Словом, королевское ложе Пилар было истинной наградой за все его пожизненные труды, исполненные нежной и проникновенной любви к божеству, носящему имя женщина.
— …А тебе мама является? — спросила она позже, когда лежала в темноте, на огромном мрачном ложе, распластавшись в точности по его телу — словно пересекала ночной океан на небольшом, но надежном плавучем средстве. Ее подбородок лежал в выемке его шеи, чуть ниже уха… Он обнял ее и вспомнил, что брился еще утром, перед конференцией, и наверняка сейчас его скулы и шея слишком для нее колючи.
Как всегда в таких случаях, из детского закутка памяти выплыл, тараща глаза, безумный капитан Рахмил. Тот брился, чудовищно кривляясь, натягивая языком щеку, выпячивая губы, растягивая их в гримасе сладострастного ужаса… Стоп! Чье это воспоминание: его или мамино? Она так подробно и так талантливо показывала ему всевозможных людей ее детства, что сейчас, спустя так много лет, он порою не может расплести их обнявшиеся воспоминания… Да разве это важно? Никогда в жизни — а он повидал и актеров эксцентричных жанров, и клоунов, и комиков разной степени блистательного уродства, — никогда и нигде Захар не видал таких превращений, таких приключений носа, бровей, щек и губ, такой обреченной деформации человеческого лица, подпираемого, выпираемого, распираемого изнутри твердым, как саперная лопатка, языком. Ни в одном мультике не видал штук, какие проделывал со своим распяленным намыленным лицом несчастный Рахмил, чокнутый Рахмил — китель на голое тело…

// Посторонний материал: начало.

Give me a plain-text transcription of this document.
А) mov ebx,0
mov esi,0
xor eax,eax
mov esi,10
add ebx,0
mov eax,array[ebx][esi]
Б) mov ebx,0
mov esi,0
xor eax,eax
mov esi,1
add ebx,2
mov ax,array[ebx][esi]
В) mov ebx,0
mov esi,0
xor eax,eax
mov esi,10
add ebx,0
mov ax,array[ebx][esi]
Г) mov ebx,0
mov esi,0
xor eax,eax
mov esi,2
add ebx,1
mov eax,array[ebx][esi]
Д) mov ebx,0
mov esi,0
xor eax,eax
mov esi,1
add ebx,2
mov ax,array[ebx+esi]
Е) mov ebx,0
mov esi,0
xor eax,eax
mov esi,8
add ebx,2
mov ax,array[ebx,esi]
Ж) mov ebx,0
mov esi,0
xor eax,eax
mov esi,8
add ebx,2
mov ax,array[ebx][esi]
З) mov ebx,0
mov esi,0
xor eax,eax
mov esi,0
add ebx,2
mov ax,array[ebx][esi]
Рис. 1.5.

Впрочем, иногда он подшивал к кителю воротнички.
— Я, знаешь, часто слышу мамин голос, — хрипло прошептала она в его ухо.

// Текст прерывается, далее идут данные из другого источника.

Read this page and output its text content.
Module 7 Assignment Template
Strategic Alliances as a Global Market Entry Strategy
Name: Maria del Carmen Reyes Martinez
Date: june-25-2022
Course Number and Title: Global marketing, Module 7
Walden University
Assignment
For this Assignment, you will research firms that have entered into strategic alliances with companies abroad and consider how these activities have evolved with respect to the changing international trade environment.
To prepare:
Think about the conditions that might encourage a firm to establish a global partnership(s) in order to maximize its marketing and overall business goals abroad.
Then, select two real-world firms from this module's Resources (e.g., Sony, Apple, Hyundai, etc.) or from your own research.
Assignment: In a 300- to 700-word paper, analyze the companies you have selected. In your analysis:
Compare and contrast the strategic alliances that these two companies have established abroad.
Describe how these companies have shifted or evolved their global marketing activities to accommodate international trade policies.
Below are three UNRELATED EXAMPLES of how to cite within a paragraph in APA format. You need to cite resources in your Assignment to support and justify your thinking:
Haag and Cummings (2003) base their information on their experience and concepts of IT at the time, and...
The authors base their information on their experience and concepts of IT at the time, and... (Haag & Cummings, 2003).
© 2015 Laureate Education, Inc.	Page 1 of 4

Он промычал, что с ним тоже бывает что-то вроде этого…
Моя сирота…
Когда она поднялась и, силуэтно белея в темноте (ягодицы, как перламутровые дольки чеснока, это надо использовать в какой-нибудь «обнаженке»), — отправилась за клеенчатую занавеску, он приподнялся на локте и окликнул ее.
— Пилар! — проговорил вслед из тьмы алькова. — Ты прекрасна! Слышишь? Ты прекрасна, Пилар!
Ее необычайная гибкость, лютневый строй грациозного торса, маленькие горячие, странно одушевленные грудки, словно в каждой билось по сердцу; серьезность и абсолютная доверчивость ее объятий — все это ему было и мило, и почему-то грустно.
* * *
Среди ночи они с аппетитом поели вкуснейшую паэлью, потом она с горячностью рассказывала ему разные эзотерические чудеса, в которые безоговорочно верила.
Он слушал самым серьезным образом, не сводя с нее глаз: в желтоватом свете маленького настенного бра ее подвижное лицо напоминало облик дочери какого-нибудь индейского вождя. Густые и длинные волосы она досадливо отбрасывала за спину то с правой, то с левой стороны, и тогда обнажались попеременно ее прелестные грудки, словно то одна, то другая, с шаловливым нетерпением ждали своей очереди «показаться в свете».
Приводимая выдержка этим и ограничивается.